Meslektaşların Soruları Hukukçu meslektaşların hukuki nitelikte sorularını birbirlerine yöneltecekleri mesleki yardımlaşma forumu. SADECE hukuk fakültesi mezunları ile hukuk profesyonellerinin (bilirkişi, icra müdürü vb.) yazışmasına açıktır. [Yeni Soru Sorun]

İİK. 40. madde ve Taahhüdü İhlal Sorunu

Yanıt
Konuyu Değerlendirin Konu İçinde Arama Konu Araçları  
Old 27-11-2013, 16:33   #1
Av_Acar

 
Varsayılan İİK. 40. madde ve Taahhüdü İhlal Sorunu

Kısaca özetleyeyim:
Bir maddi-manevi tazminat davası neticesinde çıkan tazminat miktarları icraya konuluyor. Borçlunun oğlu icra dosyasına kefil olup taahhüt imzalıyor. Taahhütler düzenli ödenirken, dosya Yargıtayca bozuluyor, akabinde İcra Dairesi'nden 40. maddeye göre takibin borçlu ve kefil açısından durdurulması kararını aldık. ve devam eden taahhüt ödemeleri yapılmadı. Yargıtay dönüşünde dosya yeniden incelendi ve karar verildi ancak halen daha kesinleşmiş bir karar bulunmamakta.

Alacaklı vekili ise taahhüdü ihlalden dolayı icra kefili hakkında şikayette bulunmuş.

Yukarıda saydıklarım taahhüt ödemelerini de durdurur mu yani takip külliyen durur mu?. Bu durdurma kararını sunsak, icra ceza mahkemesinin kararı ne olur?

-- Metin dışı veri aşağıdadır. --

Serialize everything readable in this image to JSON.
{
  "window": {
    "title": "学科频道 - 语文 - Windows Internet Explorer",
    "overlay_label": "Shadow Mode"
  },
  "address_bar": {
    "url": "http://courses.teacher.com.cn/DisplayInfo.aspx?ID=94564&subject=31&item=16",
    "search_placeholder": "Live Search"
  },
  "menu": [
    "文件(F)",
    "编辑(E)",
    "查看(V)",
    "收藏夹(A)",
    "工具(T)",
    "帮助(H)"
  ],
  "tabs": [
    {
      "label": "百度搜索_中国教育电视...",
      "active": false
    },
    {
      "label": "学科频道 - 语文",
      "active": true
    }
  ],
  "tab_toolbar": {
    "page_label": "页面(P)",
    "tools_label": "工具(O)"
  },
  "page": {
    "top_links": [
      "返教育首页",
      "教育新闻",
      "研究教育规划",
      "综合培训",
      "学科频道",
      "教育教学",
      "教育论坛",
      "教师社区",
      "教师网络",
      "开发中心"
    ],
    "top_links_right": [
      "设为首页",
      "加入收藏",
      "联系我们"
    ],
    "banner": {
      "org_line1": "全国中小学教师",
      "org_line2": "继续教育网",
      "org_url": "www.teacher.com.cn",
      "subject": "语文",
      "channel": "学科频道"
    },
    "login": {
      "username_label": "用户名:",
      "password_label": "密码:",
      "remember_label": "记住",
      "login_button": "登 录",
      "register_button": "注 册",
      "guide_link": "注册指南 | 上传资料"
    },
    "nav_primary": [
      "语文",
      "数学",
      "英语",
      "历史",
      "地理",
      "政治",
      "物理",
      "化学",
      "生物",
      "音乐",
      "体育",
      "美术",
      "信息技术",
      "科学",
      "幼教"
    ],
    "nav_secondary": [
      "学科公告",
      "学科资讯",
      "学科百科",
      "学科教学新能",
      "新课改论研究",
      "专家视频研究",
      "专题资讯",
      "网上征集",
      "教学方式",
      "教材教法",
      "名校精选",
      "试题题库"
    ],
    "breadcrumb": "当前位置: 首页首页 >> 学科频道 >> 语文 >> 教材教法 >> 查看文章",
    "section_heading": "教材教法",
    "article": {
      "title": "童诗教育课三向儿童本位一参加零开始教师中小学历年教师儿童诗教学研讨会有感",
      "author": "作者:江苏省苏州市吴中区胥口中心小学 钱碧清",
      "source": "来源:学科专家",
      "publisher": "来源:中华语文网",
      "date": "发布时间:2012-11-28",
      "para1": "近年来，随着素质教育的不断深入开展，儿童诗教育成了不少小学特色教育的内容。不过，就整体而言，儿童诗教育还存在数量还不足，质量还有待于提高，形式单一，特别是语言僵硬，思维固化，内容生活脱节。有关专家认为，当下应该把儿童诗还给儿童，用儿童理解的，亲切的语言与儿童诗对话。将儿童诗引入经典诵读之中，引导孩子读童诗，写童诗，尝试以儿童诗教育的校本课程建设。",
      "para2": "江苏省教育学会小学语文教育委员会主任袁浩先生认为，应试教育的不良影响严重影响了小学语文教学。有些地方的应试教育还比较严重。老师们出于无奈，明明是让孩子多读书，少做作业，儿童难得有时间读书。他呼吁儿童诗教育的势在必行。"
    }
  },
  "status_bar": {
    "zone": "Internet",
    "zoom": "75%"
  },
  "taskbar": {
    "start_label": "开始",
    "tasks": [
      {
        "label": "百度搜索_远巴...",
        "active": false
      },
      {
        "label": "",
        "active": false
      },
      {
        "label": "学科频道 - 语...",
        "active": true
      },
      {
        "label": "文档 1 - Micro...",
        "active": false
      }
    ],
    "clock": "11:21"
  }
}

kısa dedim ama uzun oldu kusura bakmayın
Old 27-11-2013, 16:41   #2
üye7160

 
Varsayılan

T.C.
YARGITAY
12. HUKUK DAİRESİ
E. 2002/4914
K. 2002/6070
T. 25.3.2002
• MAAŞ VE ÜCRET HACZİ ( Hacze Esas İlamın Yargıtayca Bozulması Halinde Yapılacak İşlemler )
• HACZİN KALDIRILMAMASI - MAAŞTAN KESİNTİNİN DURDURULMASI ( Maaş ve Ücret Haczine Esas İlamın Yargıtayca Bozulması Halinde )
• ÜCRET VE MAAŞ KESİNTİSİNİN DURDURULMASI ( Maaş ve Ücret Haczine Esas İlamın Yargıtayca Bozulması )
2004/m.40, 83, 355
ÖZET : Haciz kararı verilmesi ve bunun icrası için kanuni muhatabına tebliği, ücretlerden kesinti yapılması, kesilen paranın icra veznesine alınması birbirine bağlı ve fakat ayrı nitelikli işlemlerdir. Maaştan kesinti yapılması bir icra işlemi olmaktan ziyade ( bir muhafaza işlemi ) olarak nitelendirilmelidir. İİK.nun 40. maddesi ( bir ilamın nakzı icra muamelesini olduğu yerde durdurur ) hükmünü taşıdığına göre, maaş ve ücret haczine sebep olan karar Yargıtayca bozulduğu takdirde haciz kaldırılmamalı ancak, bir muhafaza işlemi olan maaş ve ücret kesilmesi durdurulmalıdır.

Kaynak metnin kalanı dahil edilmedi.